Thread: [GENERAL] Removing null bytes from a json column

[GENERAL] Removing null bytes from a json column

From
Timothy Garnett
Date:
Does anyone have some tips on how to deal with an existing json type column that has some null bytes ( \u0000) in it? It seems like anything I do that touches any row with a null byte just errors.  I'd love to just remove them if I could find some way to find them, but I'm having trouble even figuring out how to do that.

This error I get is always:

PG::UntranslatableCharacter: ERROR:  unsupported Unicode escape sequence
DETAIL:  \u0000 cannot be converted to text.
CONTEXT:  JSON data, line 1: 
...st_name":"efxkerbs","company":"efxkerbs","email":...

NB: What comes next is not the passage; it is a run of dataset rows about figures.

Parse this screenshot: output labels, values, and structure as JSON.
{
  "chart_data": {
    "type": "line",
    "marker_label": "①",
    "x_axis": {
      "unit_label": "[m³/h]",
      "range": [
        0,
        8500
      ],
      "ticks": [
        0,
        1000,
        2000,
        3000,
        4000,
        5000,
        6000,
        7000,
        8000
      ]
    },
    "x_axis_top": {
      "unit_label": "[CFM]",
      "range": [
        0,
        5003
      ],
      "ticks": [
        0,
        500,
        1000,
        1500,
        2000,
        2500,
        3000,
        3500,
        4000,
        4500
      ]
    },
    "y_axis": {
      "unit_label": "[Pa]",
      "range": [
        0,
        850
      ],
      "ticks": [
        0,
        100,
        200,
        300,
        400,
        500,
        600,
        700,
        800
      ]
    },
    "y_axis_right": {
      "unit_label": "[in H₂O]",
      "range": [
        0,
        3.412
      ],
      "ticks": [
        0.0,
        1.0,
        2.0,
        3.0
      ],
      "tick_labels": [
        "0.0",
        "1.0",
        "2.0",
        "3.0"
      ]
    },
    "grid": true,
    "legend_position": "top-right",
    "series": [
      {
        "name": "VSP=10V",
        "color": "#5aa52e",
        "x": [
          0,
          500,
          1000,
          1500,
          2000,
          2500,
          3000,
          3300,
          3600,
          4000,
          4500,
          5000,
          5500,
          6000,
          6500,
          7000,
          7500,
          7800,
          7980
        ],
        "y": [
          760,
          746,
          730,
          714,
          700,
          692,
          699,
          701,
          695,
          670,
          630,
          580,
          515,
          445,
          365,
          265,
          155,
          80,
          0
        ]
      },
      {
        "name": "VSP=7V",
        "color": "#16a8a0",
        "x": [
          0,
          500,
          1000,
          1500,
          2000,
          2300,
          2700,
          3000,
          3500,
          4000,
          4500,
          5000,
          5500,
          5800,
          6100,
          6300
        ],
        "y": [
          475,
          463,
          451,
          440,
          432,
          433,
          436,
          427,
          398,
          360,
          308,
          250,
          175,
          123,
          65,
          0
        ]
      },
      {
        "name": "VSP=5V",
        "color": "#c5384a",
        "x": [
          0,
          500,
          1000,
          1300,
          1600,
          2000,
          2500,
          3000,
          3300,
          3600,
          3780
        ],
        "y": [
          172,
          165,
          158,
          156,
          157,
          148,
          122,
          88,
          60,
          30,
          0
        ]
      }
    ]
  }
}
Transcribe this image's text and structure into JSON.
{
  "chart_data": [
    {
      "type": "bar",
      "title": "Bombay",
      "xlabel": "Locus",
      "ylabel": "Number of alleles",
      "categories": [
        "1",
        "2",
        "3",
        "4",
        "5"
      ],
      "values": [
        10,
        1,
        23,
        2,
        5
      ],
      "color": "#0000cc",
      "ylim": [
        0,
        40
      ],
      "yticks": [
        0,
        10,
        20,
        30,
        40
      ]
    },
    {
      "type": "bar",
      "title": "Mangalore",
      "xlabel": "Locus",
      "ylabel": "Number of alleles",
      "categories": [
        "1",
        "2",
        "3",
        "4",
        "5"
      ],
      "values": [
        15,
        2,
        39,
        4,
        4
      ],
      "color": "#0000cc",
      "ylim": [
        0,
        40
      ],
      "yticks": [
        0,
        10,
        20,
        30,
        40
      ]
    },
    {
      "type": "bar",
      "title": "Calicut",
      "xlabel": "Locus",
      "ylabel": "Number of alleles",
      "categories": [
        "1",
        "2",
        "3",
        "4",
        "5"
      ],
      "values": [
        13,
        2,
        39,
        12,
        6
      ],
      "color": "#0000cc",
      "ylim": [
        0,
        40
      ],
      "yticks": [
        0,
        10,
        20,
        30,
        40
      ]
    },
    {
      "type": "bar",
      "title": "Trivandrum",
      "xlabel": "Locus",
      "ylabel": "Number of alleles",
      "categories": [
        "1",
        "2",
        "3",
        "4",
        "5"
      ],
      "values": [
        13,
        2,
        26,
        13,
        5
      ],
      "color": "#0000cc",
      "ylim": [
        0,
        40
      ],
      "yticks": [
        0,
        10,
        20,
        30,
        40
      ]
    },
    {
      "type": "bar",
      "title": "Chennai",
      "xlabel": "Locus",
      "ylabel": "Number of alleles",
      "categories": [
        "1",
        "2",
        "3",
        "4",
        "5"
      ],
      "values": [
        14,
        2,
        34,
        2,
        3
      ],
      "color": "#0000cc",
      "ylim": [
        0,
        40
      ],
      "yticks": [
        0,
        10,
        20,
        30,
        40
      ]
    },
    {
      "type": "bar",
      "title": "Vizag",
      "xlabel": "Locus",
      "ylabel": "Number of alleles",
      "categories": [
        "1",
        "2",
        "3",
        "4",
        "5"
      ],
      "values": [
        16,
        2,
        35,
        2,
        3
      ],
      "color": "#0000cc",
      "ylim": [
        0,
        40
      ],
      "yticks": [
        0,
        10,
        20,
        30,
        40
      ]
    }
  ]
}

Convert the column to jsonb -> errors.

Trying to find one of the offending rows:
select id from xxx where command->'args'->2->>'company' = 'efxkerbs';
 - same error on \u0000
select id from issued_crm_commands where command->'args'->2->'company' = '"efxkerbs"':json;
 - no equality operator between json
select id from issued_crm_commands where command->'args'->2->'company'::bytea = 'efxkerbs'::bytea;
 - no conversion from json to bytea

Any ideas on how to find rows with a \u0000 in the json?

Tim

Re: [GENERAL] Removing null bytes from a json column

From
Tom Lane
Date:
Timothy Garnett <tgarnett@panjiva.com> writes:
> Does anyone have some tips on how to deal with an existing json type column
> that has some null bytes ( \u0000) in it? It seems like anything I do that
> touches any row with a null byte just errors.  I'd love to just remove them
> if I could find some way to find them, but I'm having trouble even figuring
> out how to do that.

Doesn't it work to cast to text and do a LIKE or regex search?

regression=# select '{"z":"\u0000"}'::json::text ~ '\\u0000';
 ?column?
----------
 t
(1 row)

regression=# select '{"z":"\u0001"}'::json::text ~ '\\u0000';
 ?column?
----------
 f
(1 row)

It's true that we won't let you cast such a value to JSONB or do any
exciting JSON-ish manipulations on it, but I'm not seeing an error
in cast-to-text.

            regards, tom lane